Le plan de réponse à la crise humanitaire en République Démocratique du Congo (RDC) a été présenté jeudi 27 février 2025 à Kinshasa, avec pour objectif de mobiliser 2,54 milliards de dollars auprès des bailleurs de fonds internationaux. Pourtant, en raison de la réduction des financements alloués à l’aide internationale, cette somme risque d’être difficile à réunir, malgré l’aggravation de la situation humanitaire dans l’Est du pays.
Lors de la présentation du plan, les intervenants ont unanimement souligné la gravité de la situation. La prise de Goma et de Bukavu par l’AFC/M23, un groupe armé soutenu par le Rwanda, complique davantage le travail des humanitaires dans une région déjà extrêmement fragile. La fermeture des banques et des aéroports de ces deux villes entrave l’acheminement de l’aide, tandis que le pillage des entrepôts humanitaires a entraîné des pertes considérables en matériel et en ressources.

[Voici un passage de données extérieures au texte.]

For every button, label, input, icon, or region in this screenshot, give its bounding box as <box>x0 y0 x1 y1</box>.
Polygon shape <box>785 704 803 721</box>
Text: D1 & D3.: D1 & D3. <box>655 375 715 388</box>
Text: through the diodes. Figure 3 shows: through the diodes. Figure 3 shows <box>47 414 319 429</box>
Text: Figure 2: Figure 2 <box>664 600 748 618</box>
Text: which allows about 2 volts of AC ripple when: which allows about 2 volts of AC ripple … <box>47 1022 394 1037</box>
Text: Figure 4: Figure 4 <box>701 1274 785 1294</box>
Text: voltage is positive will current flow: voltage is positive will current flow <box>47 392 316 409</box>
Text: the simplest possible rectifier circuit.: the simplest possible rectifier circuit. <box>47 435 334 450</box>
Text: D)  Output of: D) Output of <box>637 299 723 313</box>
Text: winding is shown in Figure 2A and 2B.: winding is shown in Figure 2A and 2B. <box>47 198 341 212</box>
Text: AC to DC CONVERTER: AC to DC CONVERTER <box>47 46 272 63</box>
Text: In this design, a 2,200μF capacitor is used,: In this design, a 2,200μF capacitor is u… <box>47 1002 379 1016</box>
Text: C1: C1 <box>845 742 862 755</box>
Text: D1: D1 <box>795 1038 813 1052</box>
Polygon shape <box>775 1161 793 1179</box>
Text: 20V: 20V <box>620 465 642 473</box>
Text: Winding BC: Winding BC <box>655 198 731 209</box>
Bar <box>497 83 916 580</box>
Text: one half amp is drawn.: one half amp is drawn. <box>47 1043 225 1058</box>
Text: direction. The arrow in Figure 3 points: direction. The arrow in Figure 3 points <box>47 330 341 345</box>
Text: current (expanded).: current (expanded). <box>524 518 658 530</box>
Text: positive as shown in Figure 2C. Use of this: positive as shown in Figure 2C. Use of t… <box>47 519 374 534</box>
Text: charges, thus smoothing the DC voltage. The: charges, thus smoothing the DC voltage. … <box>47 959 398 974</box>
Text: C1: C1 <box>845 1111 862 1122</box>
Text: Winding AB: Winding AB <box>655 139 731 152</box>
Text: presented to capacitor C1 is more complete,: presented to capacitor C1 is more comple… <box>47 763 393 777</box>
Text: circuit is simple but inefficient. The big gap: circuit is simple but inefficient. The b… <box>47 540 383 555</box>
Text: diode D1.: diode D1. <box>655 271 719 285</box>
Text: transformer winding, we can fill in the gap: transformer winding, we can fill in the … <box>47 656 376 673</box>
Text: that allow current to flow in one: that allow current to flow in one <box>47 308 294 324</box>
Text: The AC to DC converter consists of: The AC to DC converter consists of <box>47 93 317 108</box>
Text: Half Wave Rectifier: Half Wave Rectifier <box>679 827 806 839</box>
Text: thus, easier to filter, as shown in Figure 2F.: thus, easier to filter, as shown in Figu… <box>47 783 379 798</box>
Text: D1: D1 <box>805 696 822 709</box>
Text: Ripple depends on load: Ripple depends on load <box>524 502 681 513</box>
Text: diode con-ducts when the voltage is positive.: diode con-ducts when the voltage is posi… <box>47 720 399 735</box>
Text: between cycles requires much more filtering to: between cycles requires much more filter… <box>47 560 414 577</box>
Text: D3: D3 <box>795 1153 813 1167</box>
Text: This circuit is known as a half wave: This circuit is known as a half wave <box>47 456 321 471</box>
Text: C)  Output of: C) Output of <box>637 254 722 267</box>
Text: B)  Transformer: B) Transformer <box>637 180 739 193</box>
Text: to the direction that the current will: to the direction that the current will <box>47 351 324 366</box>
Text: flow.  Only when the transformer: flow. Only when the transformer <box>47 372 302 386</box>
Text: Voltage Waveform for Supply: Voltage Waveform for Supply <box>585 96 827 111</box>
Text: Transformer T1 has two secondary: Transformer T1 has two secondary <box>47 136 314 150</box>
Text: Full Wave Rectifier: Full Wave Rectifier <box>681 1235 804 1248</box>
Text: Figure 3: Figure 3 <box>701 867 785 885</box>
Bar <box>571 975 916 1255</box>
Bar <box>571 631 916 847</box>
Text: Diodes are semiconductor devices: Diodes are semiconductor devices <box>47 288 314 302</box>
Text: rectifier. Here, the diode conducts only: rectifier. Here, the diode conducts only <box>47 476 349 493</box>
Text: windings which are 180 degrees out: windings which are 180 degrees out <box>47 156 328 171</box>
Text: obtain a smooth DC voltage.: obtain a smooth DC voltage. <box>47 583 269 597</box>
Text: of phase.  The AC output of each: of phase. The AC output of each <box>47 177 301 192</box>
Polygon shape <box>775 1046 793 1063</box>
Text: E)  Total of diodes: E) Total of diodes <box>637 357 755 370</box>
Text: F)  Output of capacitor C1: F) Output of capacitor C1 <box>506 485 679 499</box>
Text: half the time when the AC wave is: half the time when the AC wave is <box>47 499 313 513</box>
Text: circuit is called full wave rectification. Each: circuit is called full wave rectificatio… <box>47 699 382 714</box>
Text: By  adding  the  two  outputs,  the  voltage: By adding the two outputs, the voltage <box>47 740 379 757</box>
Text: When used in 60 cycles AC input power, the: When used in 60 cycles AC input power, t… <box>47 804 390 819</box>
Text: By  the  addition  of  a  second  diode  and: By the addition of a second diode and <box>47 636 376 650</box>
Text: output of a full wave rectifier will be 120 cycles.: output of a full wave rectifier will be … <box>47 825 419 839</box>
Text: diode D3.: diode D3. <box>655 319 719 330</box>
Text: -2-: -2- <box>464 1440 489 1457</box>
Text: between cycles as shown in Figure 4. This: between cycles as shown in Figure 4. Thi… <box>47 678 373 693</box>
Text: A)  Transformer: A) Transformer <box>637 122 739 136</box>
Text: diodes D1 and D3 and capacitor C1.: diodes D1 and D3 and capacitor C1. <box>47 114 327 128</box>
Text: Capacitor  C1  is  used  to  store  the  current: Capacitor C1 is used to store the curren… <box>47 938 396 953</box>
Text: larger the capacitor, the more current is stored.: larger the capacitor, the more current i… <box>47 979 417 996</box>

De plus, d’importants déplacements de population, notamment vers le Burundi, rendent l’évaluation des besoins encore plus complexe.
Face à cette situation, les organisations humanitaires doivent répondre à des dilemmes quotidiens : comment soigner des blessés alors que les hôpitaux sont dépourvus de matériel essentiel ? Comment prévenir une catastrophe sanitaire alors que des épidémies de choléra, de rougeole et de mpox se propagent ? Comment protéger les survivants de violences basées sur le genre et les déplacés qui vivent dans la peur permanente ?
Une réduction des financements qui inquiète
Le manque de financements ajoute une difficulté supplémentaire à cette crise. La suspension des aides américaines a entraîné des coupes budgétaires importantes, rendant incertain l’atteinte de l’objectif de financement fixé à 2,5 milliards de dollars. L’année dernière, seuls 1,3 milliard de dollars avaient été récoltés, dont 70 % provenaient des États-Unis.
Les bailleurs de fonds internationaux alertent sur la gravité de la situation et l’importance de renforcer leur engagement. Le plan de réponse humanitaire avait été conçu sur la base des évaluations de 2024, avant que la crise dans l’Est de la RDC ne s’aggrave. Aujourd’hui, il pourrait être remis en question face à l’ampleur des besoins actuels, notamment en raison du nombre croissant de déplacés.
Dans ce contexte, les humanitaires devront faire des choix difficiles pour maximiser l’efficacité des ressources disponibles. L’accent sera mis sur la prioritisation des besoins les plus urgents, notamment pour les populations les plus vulnérables.
Une résolution durable nécessaire
Malgré les efforts humanitaires, la seule véritable solution à cette crise reste une résolution durable du conflit. Un processus de paix stable et efficace demeure la condition essentielle pour assurer la protection des populations et rétablir des conditions de vie décentes dans la région.